Pourquoi un avion avec des échelles ?

Passionné d'aviation et de pilotage depuis l'enfance, pilote planeur, avion, instructeur de vol à voile (1200 H de vol en 10 ans), inconditionnel du construire pour voler depuis... déjà très longtemps. La construction amateur je connais : construction d'un planeur TCV pendant mes études d'ingénieur, 2 080 heures de travail c'est trop, beaucoup trop.


Construire plus vite, je l'ai fait en tant que professionnel : 1200 H pour un planeur (jp 1536).La construction semi-artisanale des avions ne peut descendre en dessous de 1000 heures: c'est encore trop.
Baignant dans l'aéronautique avec un grand A et dans les matériaux avancés (composites), j'y suis resté des années. Jusqu'au déclic en 1996, dans une grande surface : un lot d'échelles en alu de 2 m 65 pour 129 francs pièce.

A partir de là les idées reçues s'envolent. Je tiens le concept : un ULM avec des échelles. Bien sûr, dans les calculs la rupture est de 25 daN/mm2 et non de 40 (AU4G), mais je ne ferai pas un AIRBUS.

La conception commence en 1997 sur 2 grands principes :

  • la simplicité de construction (l'ULM monté sans outillage en quelques week-end)
  • le coût minimum (en utilisant des produits référencé de grande diffusion).

Un brevet a été déposé en février 1997, publié en septembre 1998 sous le N°27760222.
Les calculs et les plans de fabrication sont maintenant terminés.

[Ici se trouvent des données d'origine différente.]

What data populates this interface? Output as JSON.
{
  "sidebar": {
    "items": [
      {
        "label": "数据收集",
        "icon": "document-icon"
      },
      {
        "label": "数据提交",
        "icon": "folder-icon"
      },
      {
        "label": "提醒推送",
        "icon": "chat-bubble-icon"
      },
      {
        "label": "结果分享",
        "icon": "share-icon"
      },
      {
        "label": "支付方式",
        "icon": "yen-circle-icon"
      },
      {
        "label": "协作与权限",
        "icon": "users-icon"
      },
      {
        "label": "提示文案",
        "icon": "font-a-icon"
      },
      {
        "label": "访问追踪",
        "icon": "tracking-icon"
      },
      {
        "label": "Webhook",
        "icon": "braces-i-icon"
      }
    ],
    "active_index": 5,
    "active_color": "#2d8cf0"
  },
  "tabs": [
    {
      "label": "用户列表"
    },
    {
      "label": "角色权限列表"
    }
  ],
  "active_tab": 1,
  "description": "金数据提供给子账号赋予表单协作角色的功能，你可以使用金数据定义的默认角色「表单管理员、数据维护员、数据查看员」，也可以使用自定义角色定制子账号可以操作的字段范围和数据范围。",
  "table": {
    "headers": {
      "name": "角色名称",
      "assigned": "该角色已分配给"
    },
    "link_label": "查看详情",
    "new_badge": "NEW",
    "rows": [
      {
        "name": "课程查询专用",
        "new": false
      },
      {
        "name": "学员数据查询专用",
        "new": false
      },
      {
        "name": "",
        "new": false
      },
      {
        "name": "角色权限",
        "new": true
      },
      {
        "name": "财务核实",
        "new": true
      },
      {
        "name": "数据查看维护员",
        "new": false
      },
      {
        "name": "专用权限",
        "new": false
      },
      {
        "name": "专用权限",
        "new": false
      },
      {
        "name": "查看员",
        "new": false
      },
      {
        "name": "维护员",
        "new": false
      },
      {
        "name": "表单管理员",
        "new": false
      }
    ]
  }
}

Pourquoi le premier modèle sera un Pouduciel

Tout d'abord en hommage à Henri MIGNET qui est le père de la construction amateur. Ensuite, simplement parce que les échelles ne supportent pas les grandes envergures.

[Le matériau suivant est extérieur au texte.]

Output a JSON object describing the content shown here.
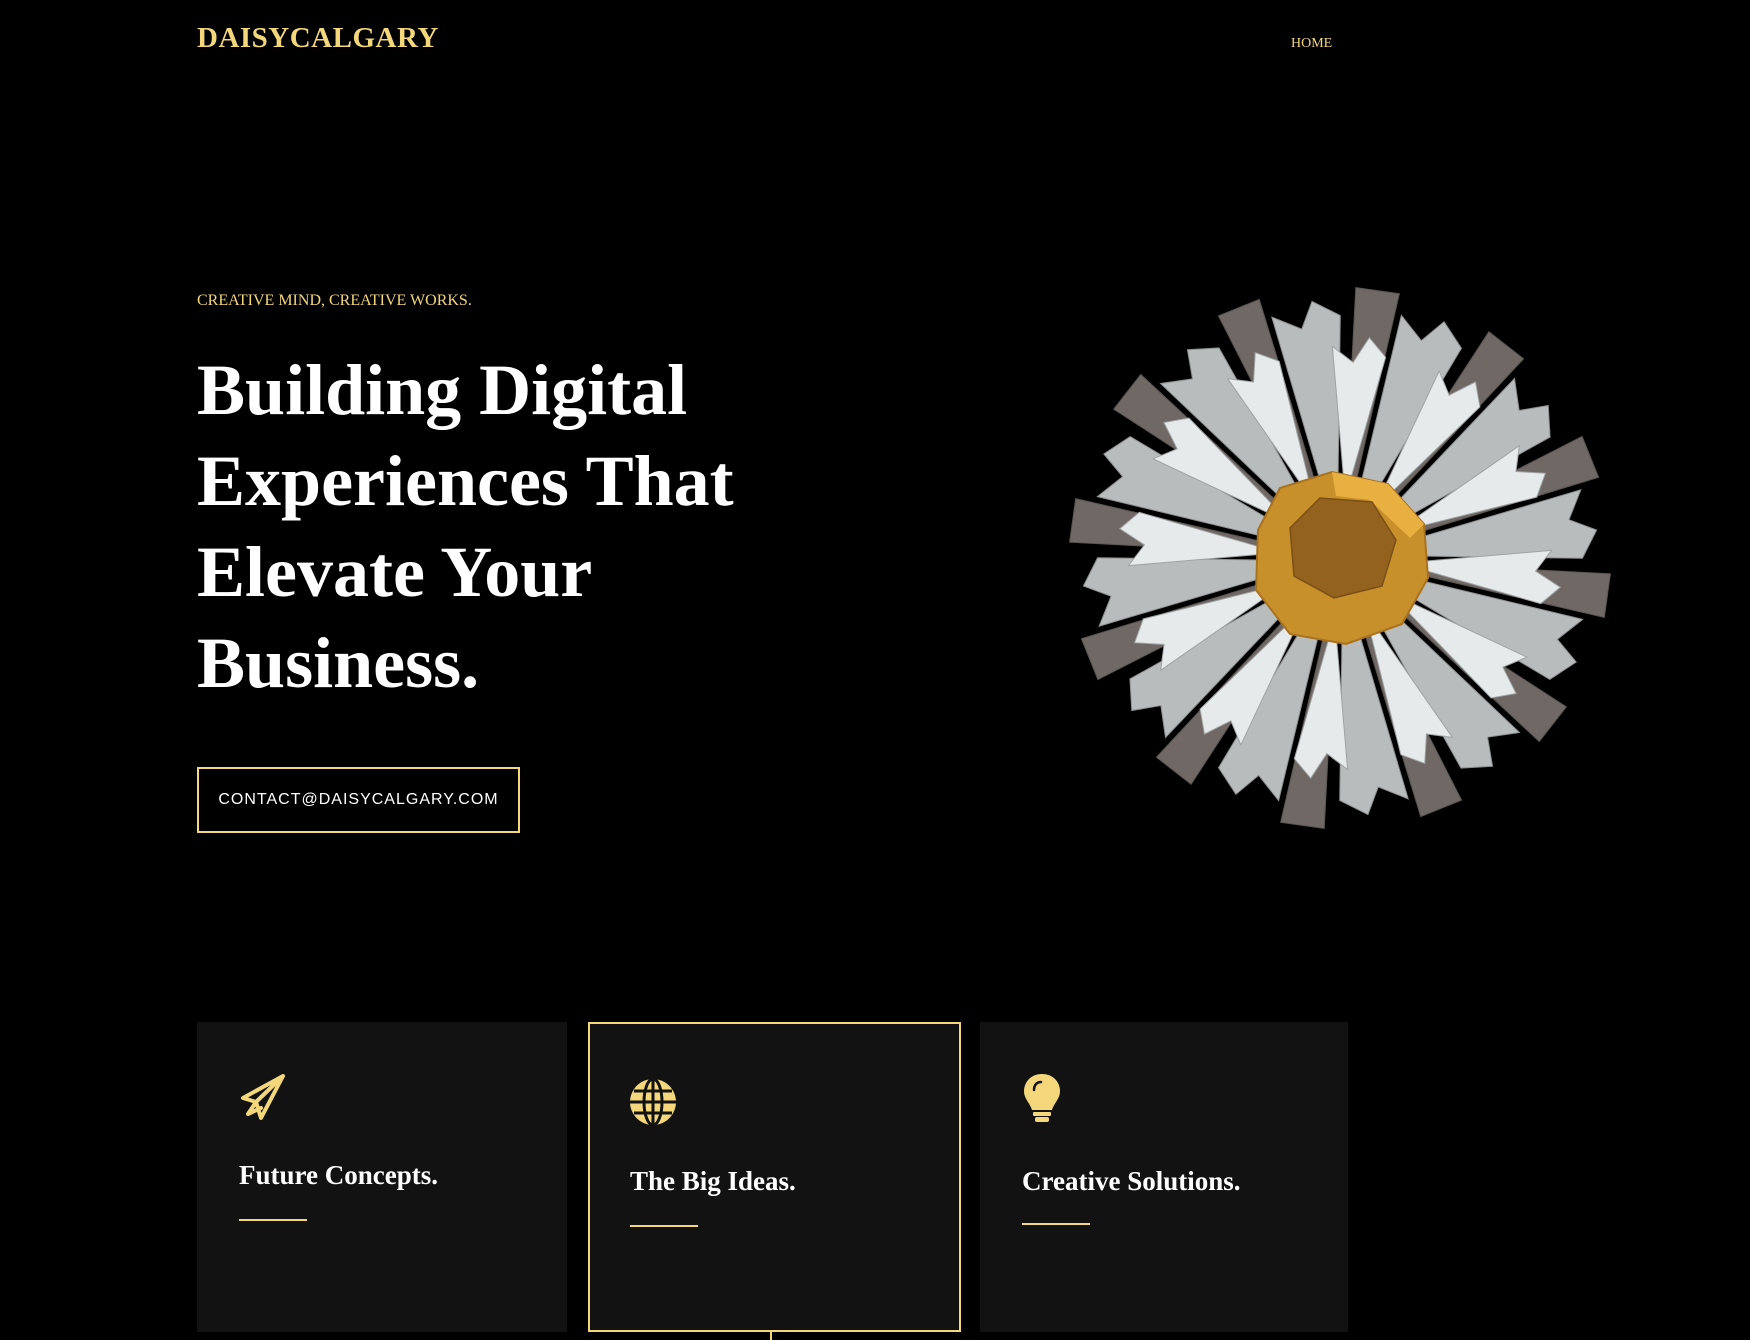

Aujourd'hui, en France, deux fois plus d'avions sont construits par des amateurs que par des industriels.
Plusieurs milliers d'avions de type HM ont été construits dans le monde (au Japon dès 1936). Les aéronefs HM ont une voilure biplan à ailes décalées, dépourvues d'ailerons ou de volets. Contrairement aux avions monoplans qui décrochent généralement assez sèchement et font encore presque 100 ans après la naissance du premier avion moderne, toujours de nombreux morts .
Sur les avions HM le décrochage est impossible.
Encore plus redoutable sur monoplan est l'autorotation ou vrille : sur les avions HM, cela est impossible.

Alors que leur reproche-t-on ?

Des détails. En effet, le pilotage n'est pas classique. La rotation autour de l'axe de tangage est obtenue par le changement d'incidence de l'aile avant sous l'action directe du manche.
La portance ainsi contrôlée permet une très grande précision mais déroute au départ le pilote " chevronné " ; lorsque l'on tire sur le manche, l'aile pivote et la portance augmente instantanément, alors que l'avion classique a un temps de réponse certain.

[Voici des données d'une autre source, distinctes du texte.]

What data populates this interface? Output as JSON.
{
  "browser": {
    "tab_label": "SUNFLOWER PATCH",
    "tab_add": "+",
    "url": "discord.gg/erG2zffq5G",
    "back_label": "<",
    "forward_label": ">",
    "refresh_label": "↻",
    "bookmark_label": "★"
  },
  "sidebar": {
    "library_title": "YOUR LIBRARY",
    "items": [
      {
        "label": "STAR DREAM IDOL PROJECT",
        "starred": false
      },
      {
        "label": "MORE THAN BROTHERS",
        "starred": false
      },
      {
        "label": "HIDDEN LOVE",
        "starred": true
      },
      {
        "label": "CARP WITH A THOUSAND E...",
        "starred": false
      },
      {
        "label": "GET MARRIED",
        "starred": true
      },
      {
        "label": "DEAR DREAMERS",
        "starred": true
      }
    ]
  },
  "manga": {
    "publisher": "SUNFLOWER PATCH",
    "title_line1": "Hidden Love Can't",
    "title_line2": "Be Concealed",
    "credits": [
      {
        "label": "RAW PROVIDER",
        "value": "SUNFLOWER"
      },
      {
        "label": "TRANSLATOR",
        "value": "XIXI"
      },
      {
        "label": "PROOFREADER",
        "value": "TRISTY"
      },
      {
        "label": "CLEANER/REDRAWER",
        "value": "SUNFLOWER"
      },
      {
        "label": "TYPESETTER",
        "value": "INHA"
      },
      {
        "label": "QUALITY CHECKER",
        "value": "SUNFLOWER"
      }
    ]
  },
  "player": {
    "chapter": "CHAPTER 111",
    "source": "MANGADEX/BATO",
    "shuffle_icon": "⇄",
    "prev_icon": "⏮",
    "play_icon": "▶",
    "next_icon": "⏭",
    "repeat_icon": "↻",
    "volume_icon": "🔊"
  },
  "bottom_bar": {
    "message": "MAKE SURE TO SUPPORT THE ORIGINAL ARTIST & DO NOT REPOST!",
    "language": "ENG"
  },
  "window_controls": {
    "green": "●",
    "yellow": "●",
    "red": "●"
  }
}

Le premier, le HM 14 de 1934 ne pesait que 130 Kg : c'était déjà un ULM...

Page 108 de son " bouquin " - LE SPORT DE L'AIR - Henri MIGNET écrivait :
" le vol de l'amateur est un problème

  • de sécurité
  • d'économie "

Une vérité première : tout ce qui vole doit être léger. Léger veut dire petit. Petit permet une faible puissance. Faible puissance dit : bon marché. C'est, j'y crois obstinément, L'AVION DE 80 KG : C'était déjà le PULMA.